I guess this is wrong, because I was asked to give an example of precisely a field $K$ for which the kernel of the map above is not principal, but this is what I've thought so far: as long as $K$ is field (I had $K=\mathbb{Q},\mathbb{R}, \mathbb{C}$ in mind), $\ker{\phi}$ must be principal. The reason is that you consider taking $\mathbb{Z}[x]$ to its ring of fractions $\mathbb{Q}[x]$ and now consider the homorphism $\bar{\phi}:\mathbb{Q}[x]\to K$. Since $\mathbb{Q}[x]$ is an Euclidean domain, it's a PID, and so $\ker{\bar{\phi}}$ must be principal, generated by a polynomial of minimal degree (if not zero) having an element of $K$ as root. Now $\ker{\phi} = \ker{\bar{\phi}}\cap\mathbb{Z}[x]$ so it keeps being principal (if not zero).
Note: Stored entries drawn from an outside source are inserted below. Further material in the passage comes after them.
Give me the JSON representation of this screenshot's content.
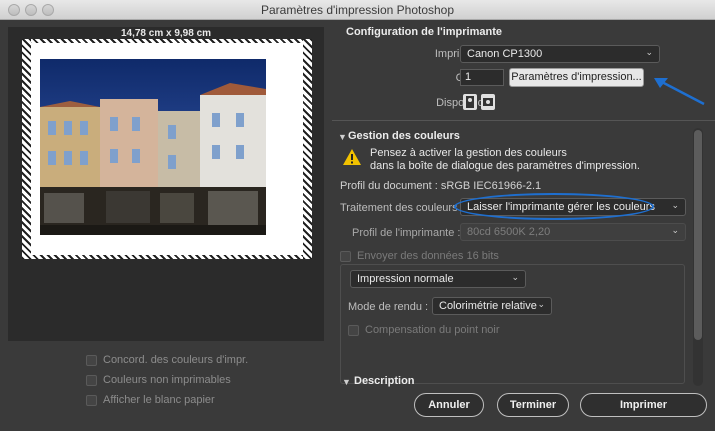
{
  "window": {
    "title": "Paramètres d'impression Photoshop"
  },
  "preview": {
    "dimensions": "14,78 cm x 9,98 cm",
    "options": [
      {
        "label": "Concord. des couleurs d'impr."
      },
      {
        "label": "Couleurs non imprimables"
      },
      {
        "label": "Afficher le blanc papier"
      }
    ]
  },
  "printer_setup": {
    "heading": "Configuration de l'imprimante",
    "printer_label": "Imprimante :",
    "printer_value": "Canon CP1300",
    "copies_label": "Copies :",
    "copies_value": "1",
    "print_settings_button": "Paramètres d'impression...",
    "layout_label": "Disposition :"
  },
  "color_management": {
    "heading": "Gestion des couleurs",
    "warning_line1": "Pensez à activer la gestion des couleurs",
    "warning_line2": "dans la boîte de dialogue des paramètres d'impression.",
    "doc_profile": "Profil du document : sRGB IEC61966-2.1",
    "handling_label": "Traitement des couleurs :",
    "handling_value": "Laisser l'imprimante gérer les couleurs",
    "printer_profile_label": "Profil de l'imprimante :",
    "printer_profile_value": "80cd 6500K 2,20",
    "send16_label": "Envoyer des données 16 bits",
    "print_mode": "Impression normale",
    "rendering_label": "Mode de rendu :",
    "rendering_value": "Colorimétrie relative",
    "bpc_label": "Compensation du point noir"
  },
  "description": {
    "heading": "Description"
  },
  "buttons": {
    "cancel": "Annuler",
    "done": "Terminer",
    "print": "Imprimer"
  },
  "colors": {
    "annotation_blue": "#1e6fd0",
    "warning_yellow": "#f2c200"
  }
}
Is my reasoning correct or is there a field $K$ for which the kernel of the map $\phi:\mathbb{Z}[x]\to K$ is not principal? I feel like I'm missing something important. Thank you so much!
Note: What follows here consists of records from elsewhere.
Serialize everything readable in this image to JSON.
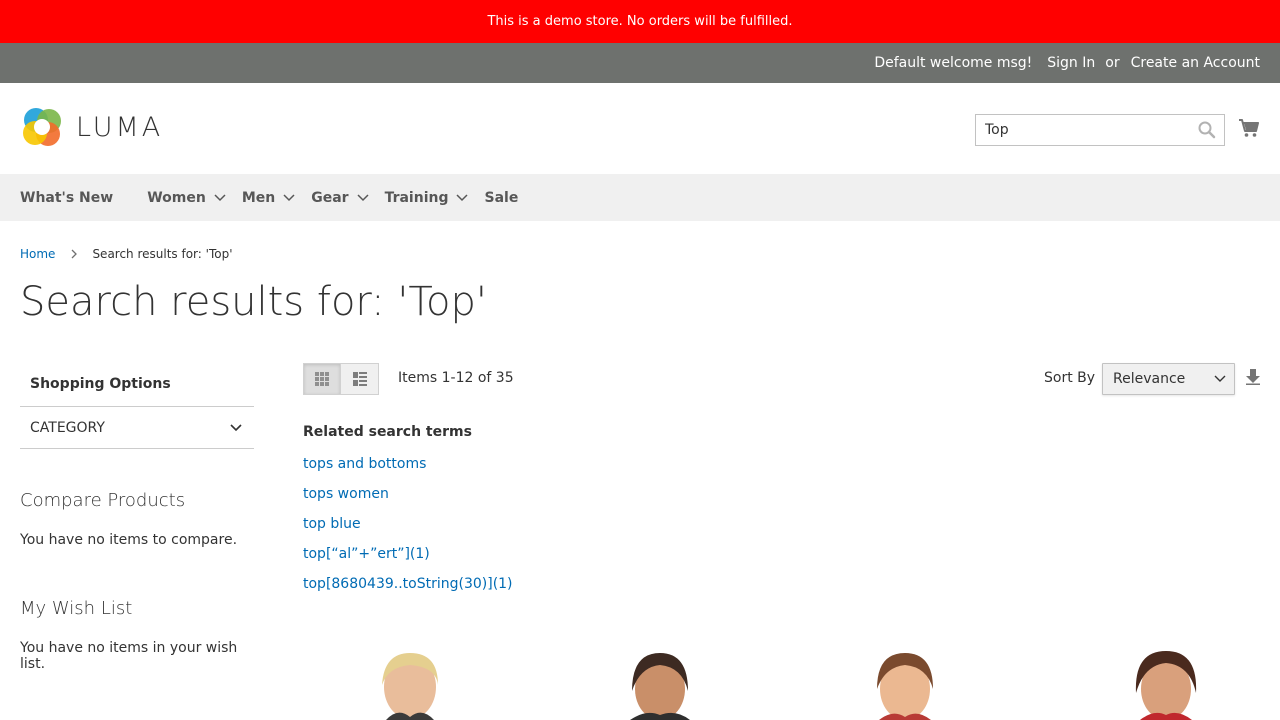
{
  "banner": {
    "text": "This is a demo store. No orders will be fulfilled.",
    "color": "#ff0000"
  },
  "top_bar": {
    "welcome": "Default welcome msg!",
    "sign_in": "Sign In",
    "or": "or",
    "create_account": "Create an Account"
  },
  "header": {
    "logo_text": "LUMA",
    "search_value": "Top",
    "search_icon": "search-icon",
    "cart_icon": "cart-icon"
  },
  "nav": {
    "items": [
      {
        "label": "What's New",
        "has_submenu": false
      },
      {
        "label": "Women",
        "has_submenu": true
      },
      {
        "label": "Men",
        "has_submenu": true
      },
      {
        "label": "Gear",
        "has_submenu": true
      },
      {
        "label": "Training",
        "has_submenu": true
      },
      {
        "label": "Sale",
        "has_submenu": false
      }
    ]
  },
  "breadcrumb": {
    "home": "Home",
    "current": "Search results for: 'Top'"
  },
  "page_title": "Search results for: 'Top'",
  "sidebar": {
    "shopping_options": "Shopping Options",
    "category": "CATEGORY",
    "compare_title": "Compare Products",
    "compare_text": "You have no items to compare.",
    "wishlist_title": "My Wish List",
    "wishlist_text": "You have no items in your wish list."
  },
  "toolbar": {
    "view_modes": [
      "grid",
      "list"
    ],
    "active_mode": "grid",
    "amount": "Items 1-12 of 35",
    "sort_label": "Sort By",
    "sort_value": "Relevance"
  },
  "related": {
    "title": "Related search terms",
    "terms": [
      "tops and bottoms",
      "tops women",
      "top blue",
      "top[“al”+”ert”](1)",
      "top[8680439..toString(30)](1)"
    ]
  },
  "colors": {
    "link": "#006bb4",
    "top_bar": "#6e716e",
    "nav_bg": "#f0f0f0"
  }
}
If the map $\mathbb{Z}[x] \to K$ happens to be surjective, then its kernel will be a maximal ideal. So we could first ask if there are any maximal ideals of $\mathbb{Z}[x]$ which are not principal. How do we make a maximal ideal of $\mathbb{Z}[x]$? We can just take a maximal ideal of $\mathbb{Z}$, e.g. $(2)$, and "lift" it to $\mathbb{Z}[x]$ by adding in the generator $x$. The quotient $\mathbb{Z}[x]/(2,x)$ is isomorphic to $\mathbb{Z}/(2)$, which is a field, so $(2,x)$ is a maximal ideal of $\mathbb{Z}[x]$. Why can't this ideal be principal?
Note: this is "the same" as @TheSilverDoe's answer.
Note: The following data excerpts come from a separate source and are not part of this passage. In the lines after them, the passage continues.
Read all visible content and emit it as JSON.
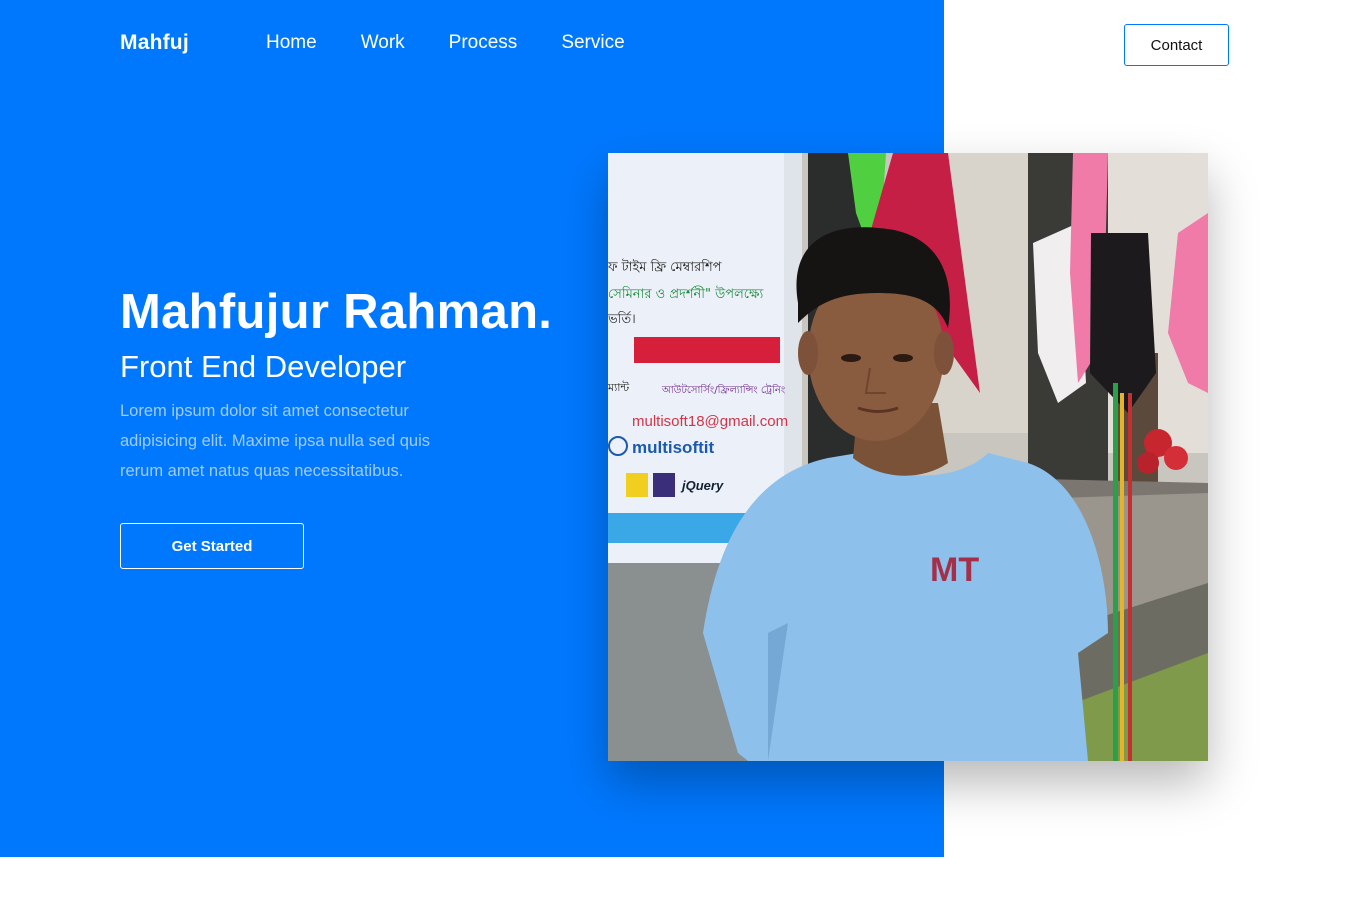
{
  "brand": {
    "logo": "Mahfuj"
  },
  "nav": {
    "items": [
      "Home",
      "Work",
      "Process",
      "Service"
    ]
  },
  "header": {
    "contact_label": "Contact"
  },
  "hero": {
    "name": "Mahfujur Rahman.",
    "role": "Front End Developer",
    "description": "Lorem ipsum dolor sit amet consectetur adipisicing elit. Maxime ipsa nulla sed quis rerum amet natus quas necessitatibus.",
    "cta_label": "Get Started"
  },
  "photo": {
    "banner_lines": [
      "ফ টাইম ফ্রি মেম্বারশিপ",
      "সেমিনার ও প্রদর্শনী\" উপলক্ষ্যে",
      "ভর্তি।",
      "ম্যান্ট",
      "আউটসোর্সিং/ফ্রিল্যান্সিং ট্রেনিং"
    ],
    "email": "multisoft18@gmail.com",
    "facebook": "multisoftit",
    "jquery": "jQuery",
    "shirt_logo": "MT"
  },
  "colors": {
    "primary": "#0078fe",
    "background": "#ffffff",
    "muted_text": "#9fcbff"
  }
}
Note 2: Any map $f : \mathbb{Z}[x] \to K$ gives a surjection $\mathbb{Z}[x] \to \operatorname{img}(f)$ with the same kernel, and $\operatorname{img}(f)$ is a domain. Conversely, every surjection $\mathbb{Z}[x] \to R$ with $R$ a domain gives a map $\mathbb{Z}[x] \to \operatorname{Frac}(R)$ with the same kernel, and $\operatorname{Frac}(R)$ is a field. Thus, it's equivalent to find a surjection from $\mathbb{Z}[x]$ to a domain with non-principal kernel, which is equivalent to finding a non-principal prime ideal of $\mathbb{Z}$. In particular, I focused on maximal ideals, but if this didn't work you could think about more general primes!